Talk about mixed messages. There’s concern that the new mortgage rules might push first-time homebuyers out of the market. But mortgages are still a pretty amazing bargain – historically speaking. In fact, some are calling it the great Canadian mortgage sale. So what’s a first-time homebuyer to do? Is buying a home right now a reckless risk… or a great, time-limited opportunity?
Over the next few paragraphs we offer tips for first-time homebuyers – to ensure that you get off on the right foot in your home buying journey!
RUN THE NUMBERS: First, determine what you can afford.
It happens: you fall in love with a home that seems perfect, but it is way outside your possible price range. Before you go looking at homes – and long before you consider putting an offer on one – you need to run the numbers. Get some professional guidance – there’s more to home ownership than a mortgage payment – and determine exactly what you can comfortably afford.
Meet with us first. Independent mortgage brokers are expert at providing the advice, education and resources that first-time buyers need. We can offer advice on boosting your credit rating, determining an affordable mortgage payment, and advising you on the extra costs that come with buying a home. Generally, you can expect to pay between 1.5% and 4% of the home’s selling price in total closing costs.
We can also make sure you have a pre-approval with an attractive rate – usually good for 90 to 120 days – so you’re house-shopping with a plan and a budget. Doing this work ahead of time will make you a confident and informed homebuyer. You’ll know exactly how much house you can afford – before you ever start dreaming of home!
GETTING THAT DOWNPAYMENT: It might be easier than you think!
For many first-time homebuyers, that downpayment is one of the big obstacles to home ownership. Saving up cash – especially if you’re paying rent, paying down student loans, and trying to live a life – can be slow and difficult work.
In most cases, you’ll need to save up at least 5% of the purchase price of your home. But there are some programs and tips we can offer to give your downpayment a boost – to get you into your home faster:
- Home Buyers’ Plan (HBP) lets first-time homebuyers withdraw up to $25,000 each (or $50,000 for a couple) tax-free from their RRSPs. You’ll need to pay those funds back, of course, on a repayment plan.
- A financial gift from a parent or blood relative can be used as a downpayment. This can not be a private debt; you’ll need to document in writing that the funds are a gift and you are not required to pay the money back at any time.
- Start small. If your dream home is out of reach, look for a starter home. Use today’s low interest rates to start hammering down your first mortgage, then watch for the opportunity to get the home of your dreams – using the equity and credit rating you’ve been building!
Talk to us today – to ensure that you get off on the right foot in your home buying journey!
BEYOND RATE: Get expert advice
There’s a tendency to go rate shopping when you’re looking for a mortgage. After all, a great rate can save you thousands and help you better manage your debt. And that’s one reason so many first-time homebuyers are working with independent mortgage brokers. Most brokers have access to a wide range of established lenders – up to 50 – including major banks. They can compare rates across the board and show you where the best bargains are for your situation.

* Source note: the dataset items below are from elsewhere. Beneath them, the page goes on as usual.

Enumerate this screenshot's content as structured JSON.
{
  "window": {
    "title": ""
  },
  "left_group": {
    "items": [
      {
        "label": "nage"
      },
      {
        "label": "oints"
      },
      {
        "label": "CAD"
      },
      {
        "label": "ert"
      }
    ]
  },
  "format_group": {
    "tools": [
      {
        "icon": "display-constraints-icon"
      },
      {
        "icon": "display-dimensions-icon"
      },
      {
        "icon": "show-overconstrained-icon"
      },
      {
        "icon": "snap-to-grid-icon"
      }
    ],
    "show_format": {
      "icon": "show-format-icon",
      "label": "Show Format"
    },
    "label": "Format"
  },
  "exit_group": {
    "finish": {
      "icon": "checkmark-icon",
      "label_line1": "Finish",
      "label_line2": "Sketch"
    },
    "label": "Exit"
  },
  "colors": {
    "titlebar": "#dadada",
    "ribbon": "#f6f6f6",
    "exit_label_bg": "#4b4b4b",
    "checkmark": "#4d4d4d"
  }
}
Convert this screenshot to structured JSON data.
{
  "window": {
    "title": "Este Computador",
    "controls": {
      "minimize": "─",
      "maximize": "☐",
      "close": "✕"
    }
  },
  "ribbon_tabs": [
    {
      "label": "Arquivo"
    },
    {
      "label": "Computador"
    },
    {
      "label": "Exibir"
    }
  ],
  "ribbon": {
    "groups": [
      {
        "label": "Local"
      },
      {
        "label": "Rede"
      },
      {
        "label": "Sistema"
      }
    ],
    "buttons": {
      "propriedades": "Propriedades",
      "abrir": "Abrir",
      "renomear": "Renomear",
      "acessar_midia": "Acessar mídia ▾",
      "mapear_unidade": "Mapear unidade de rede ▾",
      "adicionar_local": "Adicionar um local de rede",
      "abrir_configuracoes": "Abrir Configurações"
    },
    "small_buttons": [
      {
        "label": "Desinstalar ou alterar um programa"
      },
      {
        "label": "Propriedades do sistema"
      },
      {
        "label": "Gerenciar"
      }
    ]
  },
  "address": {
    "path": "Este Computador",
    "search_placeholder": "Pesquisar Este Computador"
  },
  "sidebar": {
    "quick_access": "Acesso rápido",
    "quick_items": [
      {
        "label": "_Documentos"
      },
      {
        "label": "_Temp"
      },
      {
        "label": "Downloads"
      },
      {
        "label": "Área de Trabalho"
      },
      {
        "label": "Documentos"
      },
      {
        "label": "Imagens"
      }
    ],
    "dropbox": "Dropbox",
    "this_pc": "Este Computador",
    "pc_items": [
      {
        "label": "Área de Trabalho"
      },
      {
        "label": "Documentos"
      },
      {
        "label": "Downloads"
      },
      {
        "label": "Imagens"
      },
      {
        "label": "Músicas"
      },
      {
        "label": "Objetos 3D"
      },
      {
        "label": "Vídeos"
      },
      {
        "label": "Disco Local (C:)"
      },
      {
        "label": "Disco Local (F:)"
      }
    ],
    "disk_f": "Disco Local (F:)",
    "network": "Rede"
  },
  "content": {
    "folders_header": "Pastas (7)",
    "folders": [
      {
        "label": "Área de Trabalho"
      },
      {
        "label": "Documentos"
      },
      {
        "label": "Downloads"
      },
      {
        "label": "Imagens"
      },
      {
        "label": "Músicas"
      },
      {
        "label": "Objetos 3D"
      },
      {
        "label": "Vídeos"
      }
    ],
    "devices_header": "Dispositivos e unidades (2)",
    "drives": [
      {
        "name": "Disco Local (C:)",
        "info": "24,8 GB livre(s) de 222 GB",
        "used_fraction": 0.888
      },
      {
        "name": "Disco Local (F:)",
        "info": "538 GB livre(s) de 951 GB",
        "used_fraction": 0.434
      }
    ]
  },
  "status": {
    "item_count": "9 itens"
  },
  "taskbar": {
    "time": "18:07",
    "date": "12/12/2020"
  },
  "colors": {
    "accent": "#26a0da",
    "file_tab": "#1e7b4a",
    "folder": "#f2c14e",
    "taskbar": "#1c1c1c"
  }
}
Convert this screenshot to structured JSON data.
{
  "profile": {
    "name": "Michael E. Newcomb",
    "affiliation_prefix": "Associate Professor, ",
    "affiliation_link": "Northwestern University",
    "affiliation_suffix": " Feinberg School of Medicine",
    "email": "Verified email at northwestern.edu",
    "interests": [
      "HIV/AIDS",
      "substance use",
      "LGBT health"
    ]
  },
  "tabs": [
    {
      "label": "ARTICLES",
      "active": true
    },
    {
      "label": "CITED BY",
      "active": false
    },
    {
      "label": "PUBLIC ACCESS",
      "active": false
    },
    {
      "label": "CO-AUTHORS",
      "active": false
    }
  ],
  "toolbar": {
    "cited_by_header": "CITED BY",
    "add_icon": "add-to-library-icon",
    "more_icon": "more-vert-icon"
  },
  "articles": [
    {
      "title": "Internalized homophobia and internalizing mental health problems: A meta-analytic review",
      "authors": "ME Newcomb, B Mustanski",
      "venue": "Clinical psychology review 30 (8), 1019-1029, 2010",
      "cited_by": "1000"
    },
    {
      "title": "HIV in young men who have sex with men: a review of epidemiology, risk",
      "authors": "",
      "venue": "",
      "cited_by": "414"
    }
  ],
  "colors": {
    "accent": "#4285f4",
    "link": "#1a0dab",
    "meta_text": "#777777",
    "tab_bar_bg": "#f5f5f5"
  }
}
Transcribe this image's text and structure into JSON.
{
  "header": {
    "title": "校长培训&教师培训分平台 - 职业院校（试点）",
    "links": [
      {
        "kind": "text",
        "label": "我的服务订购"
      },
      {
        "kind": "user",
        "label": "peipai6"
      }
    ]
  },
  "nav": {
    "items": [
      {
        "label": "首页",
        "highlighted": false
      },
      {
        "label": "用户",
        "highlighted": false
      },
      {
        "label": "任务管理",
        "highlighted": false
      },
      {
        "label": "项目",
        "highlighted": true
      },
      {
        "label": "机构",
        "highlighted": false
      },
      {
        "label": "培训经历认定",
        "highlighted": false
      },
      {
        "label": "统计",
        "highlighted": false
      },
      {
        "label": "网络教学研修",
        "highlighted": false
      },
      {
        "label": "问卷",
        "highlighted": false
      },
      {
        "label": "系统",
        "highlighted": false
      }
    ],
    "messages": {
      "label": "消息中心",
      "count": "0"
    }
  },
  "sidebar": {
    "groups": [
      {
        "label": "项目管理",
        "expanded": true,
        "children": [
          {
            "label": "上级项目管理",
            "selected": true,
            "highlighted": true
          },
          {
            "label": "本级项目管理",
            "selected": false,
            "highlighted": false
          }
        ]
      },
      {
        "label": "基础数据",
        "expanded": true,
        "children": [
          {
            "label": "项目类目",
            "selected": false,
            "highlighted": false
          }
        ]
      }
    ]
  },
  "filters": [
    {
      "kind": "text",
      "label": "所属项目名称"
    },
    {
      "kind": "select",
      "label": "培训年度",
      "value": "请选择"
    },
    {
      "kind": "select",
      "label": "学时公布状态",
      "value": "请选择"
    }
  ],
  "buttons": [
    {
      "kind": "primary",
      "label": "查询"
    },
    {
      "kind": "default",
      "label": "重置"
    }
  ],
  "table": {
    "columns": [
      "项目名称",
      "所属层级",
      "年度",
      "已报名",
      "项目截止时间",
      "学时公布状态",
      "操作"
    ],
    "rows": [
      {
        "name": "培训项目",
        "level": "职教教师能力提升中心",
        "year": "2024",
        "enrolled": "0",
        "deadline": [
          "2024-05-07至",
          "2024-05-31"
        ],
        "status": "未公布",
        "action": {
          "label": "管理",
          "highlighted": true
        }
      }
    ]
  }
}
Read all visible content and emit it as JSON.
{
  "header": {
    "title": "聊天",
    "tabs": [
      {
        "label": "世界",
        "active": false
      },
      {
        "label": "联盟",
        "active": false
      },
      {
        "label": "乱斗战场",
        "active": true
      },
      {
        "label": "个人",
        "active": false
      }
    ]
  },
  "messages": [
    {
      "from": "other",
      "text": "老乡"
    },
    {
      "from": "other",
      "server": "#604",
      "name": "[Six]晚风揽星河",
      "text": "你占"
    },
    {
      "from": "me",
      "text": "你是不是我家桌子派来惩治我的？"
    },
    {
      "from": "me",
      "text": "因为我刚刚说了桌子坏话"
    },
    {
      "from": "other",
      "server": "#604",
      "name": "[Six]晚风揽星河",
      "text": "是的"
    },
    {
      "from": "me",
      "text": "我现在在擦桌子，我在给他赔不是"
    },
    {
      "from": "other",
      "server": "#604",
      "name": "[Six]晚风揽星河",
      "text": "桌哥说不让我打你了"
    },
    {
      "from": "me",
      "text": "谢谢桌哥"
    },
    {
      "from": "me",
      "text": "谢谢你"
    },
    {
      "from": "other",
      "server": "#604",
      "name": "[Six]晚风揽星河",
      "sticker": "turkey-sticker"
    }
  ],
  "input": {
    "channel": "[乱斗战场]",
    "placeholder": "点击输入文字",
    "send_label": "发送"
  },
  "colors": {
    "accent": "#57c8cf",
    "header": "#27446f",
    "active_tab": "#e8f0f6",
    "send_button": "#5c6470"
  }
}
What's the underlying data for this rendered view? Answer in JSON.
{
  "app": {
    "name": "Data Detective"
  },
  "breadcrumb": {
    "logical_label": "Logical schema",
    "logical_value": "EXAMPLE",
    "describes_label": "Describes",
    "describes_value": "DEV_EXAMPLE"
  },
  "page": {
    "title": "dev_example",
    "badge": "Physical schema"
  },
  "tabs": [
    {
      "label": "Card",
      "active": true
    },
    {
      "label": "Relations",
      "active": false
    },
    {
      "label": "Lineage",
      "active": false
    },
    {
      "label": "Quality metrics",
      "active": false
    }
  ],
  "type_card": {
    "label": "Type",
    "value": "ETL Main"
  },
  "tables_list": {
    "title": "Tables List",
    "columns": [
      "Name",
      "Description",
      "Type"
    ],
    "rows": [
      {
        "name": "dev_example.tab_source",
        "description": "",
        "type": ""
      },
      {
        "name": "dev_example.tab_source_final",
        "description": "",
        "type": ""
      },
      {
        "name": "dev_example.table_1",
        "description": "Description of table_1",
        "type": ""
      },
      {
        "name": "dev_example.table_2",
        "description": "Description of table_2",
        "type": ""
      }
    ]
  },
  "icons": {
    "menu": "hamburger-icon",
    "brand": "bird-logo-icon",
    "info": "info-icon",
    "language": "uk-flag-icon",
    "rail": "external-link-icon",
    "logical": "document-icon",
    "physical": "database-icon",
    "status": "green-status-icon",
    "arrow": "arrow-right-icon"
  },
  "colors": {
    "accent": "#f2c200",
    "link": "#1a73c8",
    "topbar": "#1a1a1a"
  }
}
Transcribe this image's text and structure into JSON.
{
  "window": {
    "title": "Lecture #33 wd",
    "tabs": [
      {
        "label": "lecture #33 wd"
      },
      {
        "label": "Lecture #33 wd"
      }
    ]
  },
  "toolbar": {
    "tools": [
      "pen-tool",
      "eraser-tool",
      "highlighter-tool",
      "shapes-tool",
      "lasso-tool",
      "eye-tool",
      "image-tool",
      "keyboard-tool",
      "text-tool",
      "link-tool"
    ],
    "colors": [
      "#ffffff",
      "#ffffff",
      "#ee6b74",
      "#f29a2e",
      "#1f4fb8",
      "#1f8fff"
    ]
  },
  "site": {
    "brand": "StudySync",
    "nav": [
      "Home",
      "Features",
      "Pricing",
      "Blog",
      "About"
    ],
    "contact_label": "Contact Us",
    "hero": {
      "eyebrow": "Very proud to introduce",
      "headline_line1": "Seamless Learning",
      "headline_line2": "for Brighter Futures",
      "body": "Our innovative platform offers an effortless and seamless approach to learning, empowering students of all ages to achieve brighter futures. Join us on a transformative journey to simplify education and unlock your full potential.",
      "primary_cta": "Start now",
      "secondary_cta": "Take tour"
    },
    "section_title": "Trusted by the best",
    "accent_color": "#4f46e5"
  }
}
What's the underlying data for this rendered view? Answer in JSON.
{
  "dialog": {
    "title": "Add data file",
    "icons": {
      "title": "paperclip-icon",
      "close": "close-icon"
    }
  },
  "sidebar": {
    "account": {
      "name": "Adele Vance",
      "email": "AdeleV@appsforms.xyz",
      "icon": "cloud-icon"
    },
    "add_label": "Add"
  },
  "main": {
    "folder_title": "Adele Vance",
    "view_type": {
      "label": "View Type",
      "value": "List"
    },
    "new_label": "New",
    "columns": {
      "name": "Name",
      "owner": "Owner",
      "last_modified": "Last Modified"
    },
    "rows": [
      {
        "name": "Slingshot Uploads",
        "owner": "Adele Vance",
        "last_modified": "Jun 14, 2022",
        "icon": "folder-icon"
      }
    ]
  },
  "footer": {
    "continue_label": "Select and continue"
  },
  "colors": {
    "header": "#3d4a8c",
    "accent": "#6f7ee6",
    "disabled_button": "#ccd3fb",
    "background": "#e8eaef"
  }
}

Dreaming of home? Come see us. We’ll get you started!
CREATE AN EMERGENCY FUND: Someday, something will go wrong.
Somewhere in that first-time homebuyer’s budget you need a line item that says “Emergency Fund”. You may think that you don’t need it; if something happens, you could take out a Line of Credit, right?
Every homeowner should have an Emergency Fund set aside. That’s because someday, something will go wrong. Imagine the roof suddenly starts to leak. Or you discover mould in the basement. Or maybe you get hurt and need to take a month or two off work. What happens to your carefully designed budget then?
Having an emergency fund in place before you buy a home will give you peace of mind – knowing you have some financial buffer to tackle an unexpected financial obstacle.
So what about that Homeowner Line of Credit? Well your mortgage broker can provide some guidance; it’s often a good idea to have a low-interest financial safeguard – before you need it. Just keep in mind that it is also borrowed money. If you use your Line, you’ll need to budget carefully to pay it back.
BOOST YOUR PAYDOWN: Tips to save thousands
Early and often: that’s the best way to pay down your mortgage to save thousands and cut years off your debt. There are a few ways to boost your mortgage paydown:
Make your house pay. Put a dent in your debt by adding revenue. Consider renting out part of your home, or taking in a roommate to help off-set expenses. Rent out an extra parking space if you have one. Or talk to your accountant about whether you can write off a room in your home as an office for your home business – and throw your tax savings against your mortgage each year!